А конвойные курят без спешки, пускают себе дым, — куда им спешить?.. Молодой вдруг стал говорить что-то, все распаляясь и распаляясь, странно как-то при этом на тебя посматривая, — глаза у него на удивление голубые, просто как васильки. Потом он обращается к тебе, показывая на венок. Ты улыбаешься ему в ответ, — да он, оказывается, симпатяга, этот парень, особенно когда улыбается; ты улыбаешься и говоришь, захлебываясь от переполняющих тебя чувств: «Киндер! Кинд Вилли». Молодой улыбается шире и говорит что-то еще, потом показывает на своем лице, будто завязывает платок («Фрау! Фрау!»), потом изображает руками большой живот, складывает руки у груди, словно качает ребенка: «А-а-а! А-а-а! А-а-а!» Все ясно: жена должна скоро родить.
Ты киваешь, дескать, понял, дружище, понял, жмешь ему руку: поздравляю! И замечаешь, что хромой со стариком хмурятся и смущенно опускают глаза — видно, или ты, или молодой сказали что-то лишнее или какую-нибудь глупость; молодой на это опять что-то запальчиво возражает старикам, но хромой его обрывает; ты спрашиваешь хромого, о чем, дескать, толкует парень, тот отмахивается и командует:
— Шнель!
Парень начинает что-то доказывать. Горячо, запальчиво… О чем же о таком важном хлопочет он? Что это за слова «сбежит»? «начальство»? «отпустим»? А вот и знакомые пошли: «фриц», «киндеры»… Нет, старые его не слушают. А он не унимается. Говори, голубоглазый, говори! Проси… Нет, не слушают, отворачиваются.
— Шнель!
На краю поляны начинается овраг. Ниже он зарос терновником и осиной, а тут, в самом своем начале, в самом зародыше, он еще голый, просто промоина, просто красноватая глинистая рана в черной земле… Командуют «Хальт!», и хромой зачем-то вынимает саперную лопатку, втыкает ее в землю у своих ног. Что они хотят делать? Зачем нужна лопата? Что они задумали?.. Ты спрашиваешь взглядом у каждого, у старика, у хромого, у парня, — скажи, молодой, скажи, фройнд, куда завели? — зачем? — не опускай глаза; скажи, брудер, открыто! Скажи!.. Нет, опускает свои васильки — а в них слезы! — не смотрит он в твою сторону и зачем-то винтовку с плеча снимает. Что ее снимать — некуда бежать тебе, да и глупо было бы бежать… А главное — зачем?
А хромой между тем бумагу какую-то достал и, отставив кривую ногу, читает по ней что-то.

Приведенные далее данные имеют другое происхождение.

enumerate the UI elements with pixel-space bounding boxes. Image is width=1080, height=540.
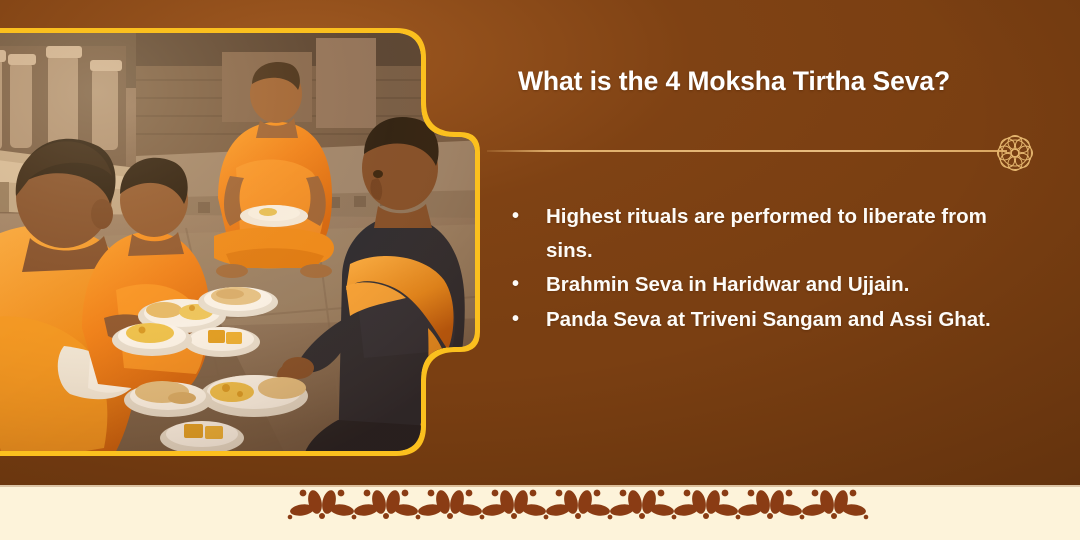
list-item: • Brahmin Seva in Haridwar and Ujjain. [512,268,1032,302]
footer-bar [0,485,1080,540]
bullet-list: • Highest rituals are performed to liber… [512,200,1032,337]
list-item: • Panda Seva at Triveni Sangam and Assi … [512,303,1032,337]
slide-root: What is the 4 Moksha Tirtha Seva? • High… [0,0,1080,540]
footer-motif-unit [672,489,741,519]
footer-motif-unit [480,489,549,519]
list-item: • Highest rituals are performed to liber… [512,200,1032,268]
bullet-marker-icon: • [512,303,532,336]
page-title: What is the 4 Moksha Tirtha Seva? [518,66,1038,98]
priests-sharing-meal-photo [0,28,480,456]
list-item-label: Brahmin Seva in Haridwar and Ujjain. [546,268,1032,302]
bullet-marker-icon: • [512,200,532,233]
footer-motif-unit [288,489,357,519]
footer-motif-unit [736,489,805,519]
title-divider [487,150,1007,152]
footer-motif-unit [800,489,869,519]
lotus-leaf-motif-icon [0,485,1080,540]
footer-motif-unit [608,489,677,519]
footer-motif-unit [352,489,421,519]
photo-card [0,28,480,456]
footer-motif-unit [416,489,485,519]
mandala-rosette-icon [990,128,1040,178]
list-item-label: Panda Seva at Triveni Sangam and Assi Gh… [546,303,1032,337]
footer-motif-unit [544,489,613,519]
footer-ornament-band [0,485,1080,540]
bullet-marker-icon: • [512,268,532,301]
list-item-label: Highest rituals are performed to liberat… [546,200,1032,268]
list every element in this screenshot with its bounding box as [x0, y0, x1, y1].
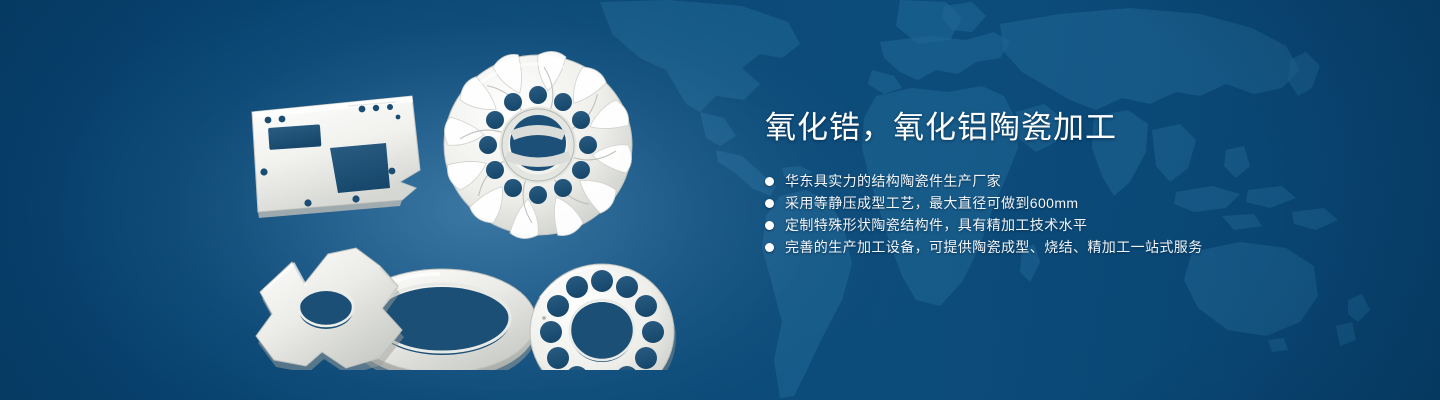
bullet-dot-icon — [765, 199, 774, 208]
list-item: 采用等静压成型工艺，最大直径可做到600mm — [765, 192, 1405, 214]
ceramic-products-photo — [230, 40, 700, 370]
promo-banner: 氧化锆，氧化铝陶瓷加工 华东具实力的结构陶瓷件生产厂家 采用等静压成型工艺，最大… — [0, 0, 1440, 400]
banner-text-block: 氧化锆，氧化铝陶瓷加工 华东具实力的结构陶瓷件生产厂家 采用等静压成型工艺，最大… — [765, 108, 1405, 258]
ceramic-perforated-disc — [530, 264, 676, 370]
bullet-dot-icon — [765, 221, 774, 230]
list-item: 华东具实力的结构陶瓷件生产厂家 — [765, 170, 1405, 192]
ceramic-flat-plate — [252, 96, 420, 218]
feature-text: 定制特殊形状陶瓷结构件，具有精加工技术水平 — [785, 214, 1087, 236]
feature-text: 华东具实力的结构陶瓷件生产厂家 — [785, 170, 1001, 192]
list-item: 定制特殊形状陶瓷结构件，具有精加工技术水平 — [765, 214, 1405, 236]
feature-text: 采用等静压成型工艺，最大直径可做到600mm — [785, 192, 1078, 214]
list-item: 完善的生产加工设备，可提供陶瓷成型、烧结、精加工一站式服务 — [765, 236, 1405, 258]
bullet-dot-icon — [765, 177, 774, 186]
banner-feature-list: 华东具实力的结构陶瓷件生产厂家 采用等静压成型工艺，最大直径可做到600mm 定… — [765, 170, 1405, 258]
feature-text: 完善的生产加工设备，可提供陶瓷成型、烧结、精加工一站式服务 — [785, 236, 1203, 258]
ceramic-impeller-disc — [443, 50, 633, 240]
bullet-dot-icon — [765, 243, 774, 252]
ceramic-cross-part — [256, 248, 404, 370]
banner-headline: 氧化锆，氧化铝陶瓷加工 — [765, 108, 1405, 148]
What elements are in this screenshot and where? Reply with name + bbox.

Мелькают знакомые слова: «авто», «зондер-команда», «СС», «Петруньки»; видно, речь в бумаге идет о деревне Петруньки, где недавно проводилась карательная акция. Ну так ты-то тут при чем, Ганс Шлегель? Ты не был карателем, на тебе вон даже форма пехотная, общевойсковая, ты был всего-навсего водителем грузовика, на котором возил солдат; не водителем душегубки, серой, приземистой машины, похожей на жабу, а всего-навсего — водителем грузовика, который то и дело ломался; ты даже числился в другом подразделении, стоял на довольствии в автобате, на тебе потому и форма пехотная, а к зондер-команде тебя просто прикомандировали для перевозки солдат — только и всего. Это же ясно и четко записано в протоколе допросов, и все ребята из зондер-команды это подтвердили… Ты пытаешься объяснить это хромому, выхватываешь у него из рук бумагу, но тот вырывает у тебя ее назад и раздельно говорит:
— Не боись, фриц, больно нихт.
Ты пытаешься объяснить, что ты не Фриц, ты — Ганс, Ганс Шлегель, тут, видно, вышла какая-то ошибка, вкралась досадная неточность, раз тебя принимают за какого-то Фрица. Эх, как же объяснить это им! Вот говорил же фатер: учись! А ты, дурачина, не в университет пошел, а в шоферскую школу подался; сидел бы сейчас где-нибудь в штабе, далеко от передовой, еще дальше от партизан, а теперь вот объясняй им…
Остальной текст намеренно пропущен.